So far, the film “Sin City: A Dame to Kill For,” which is co-directed by Miller and Robert Rodriguez and stars Josh Brolin, Jessica Alba, Joseph Gordon-Levitt, and Mickey Rourke, among others, has been mostly negatively received by critics, currently holding a score of 44 out of 100 on the review aggregator website Metacritic. By contrast, the first “City” film has a score of 74. The Monitor reviewed the first movie positively as well, awarding it three stars and writing that viewers “feel pulp pages turning under your fingers and taste grit as cars fly through the air” and noting that it boasted an “A-list cast.” Rodriguez and Miller co-directed the first “City” movie as well.
Like the first “City” film, the sequel is a collection of various stories set in Basin City, including that of gambler Johnny (Gordon-Levitt) and private investigator Dwight McCarthy (Brolin).
Chicago Sun-Times writer Richard Roeper did receive the movie positively, calling it “dark [and] exhilarating.”
“Most of the film is in spectacular, stunning shades of black and white, but every once in a while there’s a gorgeous flash of color,” he wrote. “’Sin City’… still ranks among the finest graphic novel adaptations ever… What a lineup of actors, all pouring themselves into the ‘Sin City’ universe and bringing a level of authenticity to their work, even against the super-stylized sets and special effects that make us feel as if we’re immersed in the pages of Miller’s iconic series.”

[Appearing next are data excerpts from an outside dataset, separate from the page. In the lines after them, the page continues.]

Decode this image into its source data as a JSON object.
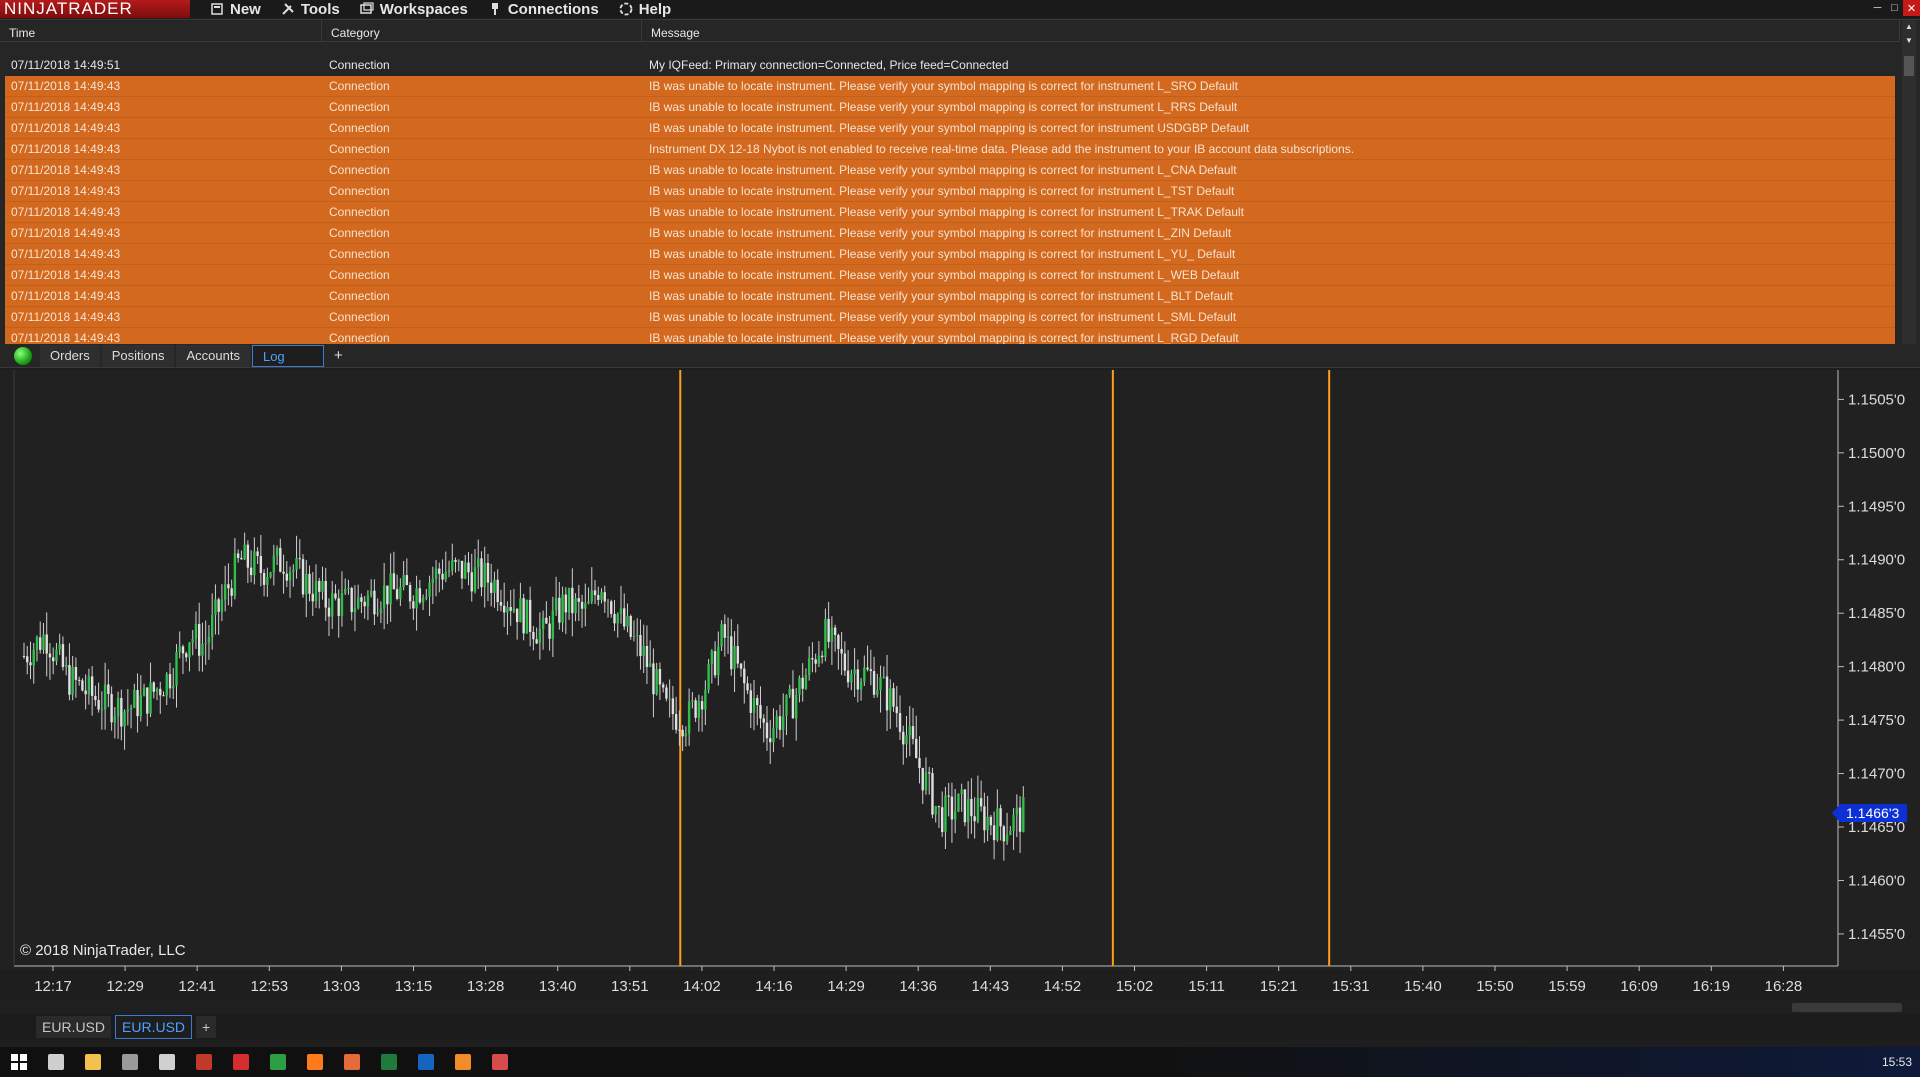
{
  "app": {
    "logo": "NINJATRADER"
  },
  "menu": [
    {
      "label": "New",
      "icon": "new-icon"
    },
    {
      "label": "Tools",
      "icon": "tools-icon"
    },
    {
      "label": "Workspaces",
      "icon": "workspaces-icon"
    },
    {
      "label": "Connections",
      "icon": "connections-icon"
    },
    {
      "label": "Help",
      "icon": "help-icon"
    }
  ],
  "log": {
    "headers": {
      "time": "Time",
      "category": "Category",
      "message": "Message"
    },
    "rows": [
      {
        "time": "07/11/2018 14:49:51",
        "category": "Connection",
        "message": "My IQFeed: Primary connection=Connected, Price feed=Connected",
        "level": "normal"
      },
      {
        "time": "07/11/2018 14:49:43",
        "category": "Connection",
        "message": "IB was unable to locate instrument. Please verify your symbol mapping is correct for instrument L_SRO Default",
        "level": "warn"
      },
      {
        "time": "07/11/2018 14:49:43",
        "category": "Connection",
        "message": "IB was unable to locate instrument. Please verify your symbol mapping is correct for instrument L_RRS Default",
        "level": "warn"
      },
      {
        "time": "07/11/2018 14:49:43",
        "category": "Connection",
        "message": "IB was unable to locate instrument. Please verify your symbol mapping is correct for instrument USDGBP Default",
        "level": "warn"
      },
      {
        "time": "07/11/2018 14:49:43",
        "category": "Connection",
        "message": "Instrument DX 12-18 Nybot is not enabled to receive real-time data. Please add the instrument to your IB account data subscriptions.",
        "level": "warn"
      },
      {
        "time": "07/11/2018 14:49:43",
        "category": "Connection",
        "message": "IB was unable to locate instrument. Please verify your symbol mapping is correct for instrument L_CNA Default",
        "level": "warn"
      },
      {
        "time": "07/11/2018 14:49:43",
        "category": "Connection",
        "message": "IB was unable to locate instrument. Please verify your symbol mapping is correct for instrument L_TST Default",
        "level": "warn"
      },
      {
        "time": "07/11/2018 14:49:43",
        "category": "Connection",
        "message": "IB was unable to locate instrument. Please verify your symbol mapping is correct for instrument L_TRAK Default",
        "level": "warn"
      },
      {
        "time": "07/11/2018 14:49:43",
        "category": "Connection",
        "message": "IB was unable to locate instrument. Please verify your symbol mapping is correct for instrument L_ZIN Default",
        "level": "warn"
      },
      {
        "time": "07/11/2018 14:49:43",
        "category": "Connection",
        "message": "IB was unable to locate instrument. Please verify your symbol mapping is correct for instrument L_YU_ Default",
        "level": "warn"
      },
      {
        "time": "07/11/2018 14:49:43",
        "category": "Connection",
        "message": "IB was unable to locate instrument. Please verify your symbol mapping is correct for instrument L_WEB Default",
        "level": "warn"
      },
      {
        "time": "07/11/2018 14:49:43",
        "category": "Connection",
        "message": "IB was unable to locate instrument. Please verify your symbol mapping is correct for instrument L_BLT Default",
        "level": "warn"
      },
      {
        "time": "07/11/2018 14:49:43",
        "category": "Connection",
        "message": "IB was unable to locate instrument. Please verify your symbol mapping is correct for instrument L_SML Default",
        "level": "warn"
      },
      {
        "time": "07/11/2018 14:49:43",
        "category": "Connection",
        "message": "IB was unable to locate instrument. Please verify your symbol mapping is correct for instrument L_RGD Default",
        "level": "warn"
      }
    ]
  },
  "log_tabs": {
    "items": [
      "Orders",
      "Positions",
      "Accounts",
      "Log"
    ],
    "active": "Log",
    "add": "+"
  },
  "chart_data": {
    "type": "candlestick",
    "instrument": "EUR.USD",
    "x_ticks": [
      "12:17",
      "12:29",
      "12:41",
      "12:53",
      "13:03",
      "13:15",
      "13:28",
      "13:40",
      "13:51",
      "14:02",
      "14:16",
      "14:29",
      "14:36",
      "14:43",
      "14:52",
      "15:02",
      "15:11",
      "15:21",
      "15:31",
      "15:40",
      "15:50",
      "15:59",
      "16:09",
      "16:19",
      "16:28"
    ],
    "y_ticks": [
      "1.1505'0",
      "1.1500'0",
      "1.1495'0",
      "1.1490'0",
      "1.1485'0",
      "1.1480'0",
      "1.1475'0",
      "1.1470'0",
      "1.1465'0",
      "1.1460'0",
      "1.1455'0"
    ],
    "ylim": [
      1.1452,
      1.1507
    ],
    "last_price": 1.14663,
    "last_price_label": "1.1466'3",
    "session_lines_after_tick": [
      "13:51",
      "14:52",
      "15:21"
    ],
    "close_path": [
      {
        "tick": 0.0,
        "price": 1.1481
      },
      {
        "tick": 0.3,
        "price": 1.1483
      },
      {
        "tick": 0.6,
        "price": 1.1479
      },
      {
        "tick": 1.0,
        "price": 1.1477
      },
      {
        "tick": 1.4,
        "price": 1.1476
      },
      {
        "tick": 1.7,
        "price": 1.1477
      },
      {
        "tick": 2.0,
        "price": 1.1479
      },
      {
        "tick": 2.3,
        "price": 1.1483
      },
      {
        "tick": 2.5,
        "price": 1.1482
      },
      {
        "tick": 2.8,
        "price": 1.1487
      },
      {
        "tick": 3.0,
        "price": 1.149
      },
      {
        "tick": 3.3,
        "price": 1.1489
      },
      {
        "tick": 3.6,
        "price": 1.149
      },
      {
        "tick": 3.9,
        "price": 1.1488
      },
      {
        "tick": 4.2,
        "price": 1.1486
      },
      {
        "tick": 4.6,
        "price": 1.1486
      },
      {
        "tick": 5.0,
        "price": 1.1487
      },
      {
        "tick": 5.4,
        "price": 1.1487
      },
      {
        "tick": 5.8,
        "price": 1.1489
      },
      {
        "tick": 6.1,
        "price": 1.1489
      },
      {
        "tick": 6.5,
        "price": 1.1488
      },
      {
        "tick": 6.9,
        "price": 1.1485
      },
      {
        "tick": 7.2,
        "price": 1.1483
      },
      {
        "tick": 7.5,
        "price": 1.1486
      },
      {
        "tick": 7.8,
        "price": 1.1485
      },
      {
        "tick": 8.0,
        "price": 1.1488
      },
      {
        "tick": 8.3,
        "price": 1.1484
      },
      {
        "tick": 8.6,
        "price": 1.1481
      },
      {
        "tick": 8.9,
        "price": 1.1476
      },
      {
        "tick": 9.2,
        "price": 1.1475
      },
      {
        "tick": 9.5,
        "price": 1.1479
      },
      {
        "tick": 9.7,
        "price": 1.1483
      },
      {
        "tick": 10.0,
        "price": 1.1478
      },
      {
        "tick": 10.3,
        "price": 1.1474
      },
      {
        "tick": 10.6,
        "price": 1.1476
      },
      {
        "tick": 10.9,
        "price": 1.148
      },
      {
        "tick": 11.1,
        "price": 1.1483
      },
      {
        "tick": 11.4,
        "price": 1.148
      },
      {
        "tick": 11.8,
        "price": 1.1479
      },
      {
        "tick": 12.1,
        "price": 1.1476
      },
      {
        "tick": 12.4,
        "price": 1.1471
      },
      {
        "tick": 12.7,
        "price": 1.1466
      },
      {
        "tick": 13.0,
        "price": 1.1467
      },
      {
        "tick": 13.3,
        "price": 1.1466
      },
      {
        "tick": 13.6,
        "price": 1.1465
      },
      {
        "tick": 13.9,
        "price": 1.14663
      }
    ]
  },
  "chart": {
    "copyright": "© 2018 NinjaTrader, LLC"
  },
  "chart_tabs": {
    "items": [
      "EUR.USD",
      "EUR.USD"
    ],
    "active_index": 1,
    "add": "+"
  },
  "taskbar": {
    "clock": "15:53",
    "icons": [
      {
        "name": "windows-start-icon",
        "color": "#ffffff"
      },
      {
        "name": "task-view-icon",
        "color": "#cfcfcf"
      },
      {
        "name": "file-explorer-icon",
        "color": "#f2c14e"
      },
      {
        "name": "terminal-icon",
        "color": "#9a9a9a"
      },
      {
        "name": "calculator-icon",
        "color": "#d0d0d0"
      },
      {
        "name": "ninjatrader-icon",
        "color": "#c0392b"
      },
      {
        "name": "acrobat-icon",
        "color": "#d32f2f"
      },
      {
        "name": "sierra-chart-icon",
        "color": "#2e9e44"
      },
      {
        "name": "firefox-icon",
        "color": "#ff7a1a"
      },
      {
        "name": "app-icon",
        "color": "#e56b3c"
      },
      {
        "name": "excel-icon",
        "color": "#1f7a3c"
      },
      {
        "name": "outlook-icon",
        "color": "#1565c0"
      },
      {
        "name": "app-2-icon",
        "color": "#f08c2a"
      },
      {
        "name": "app-3-icon",
        "color": "#d84b4b"
      }
    ]
  },
  "colors": {
    "warn_row": "#d2691e",
    "bull_candle": "#2fbf4a",
    "bear_candle": "#e0e0e0",
    "session_line": "#ff9e1b",
    "price_tag": "#0d2fd6"
  }
}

But Los Angeles Times reviewer Betsy Sharkey found the movie “visually stunning but emotionally vapid.”
“Its splendiferous comic book cast [is] mostly squandered," she wrote. "‘A Dame to Kill For’ has not one but countless tough acts to follow. Still that doesn't mean we weren't hoping Miller and co-director Robert Rodriguez would find a way to up the creative ante. In some ways they have, in many more they haven't… The melodrama is florid beyond belief – and without relief.”
And New York Times critic Jeannette Catsoulis found that “this marriage of comic-book panels and hard-boiled dialogue has a heaviness that can’t be explained solely by its cynicism or lack of wit.”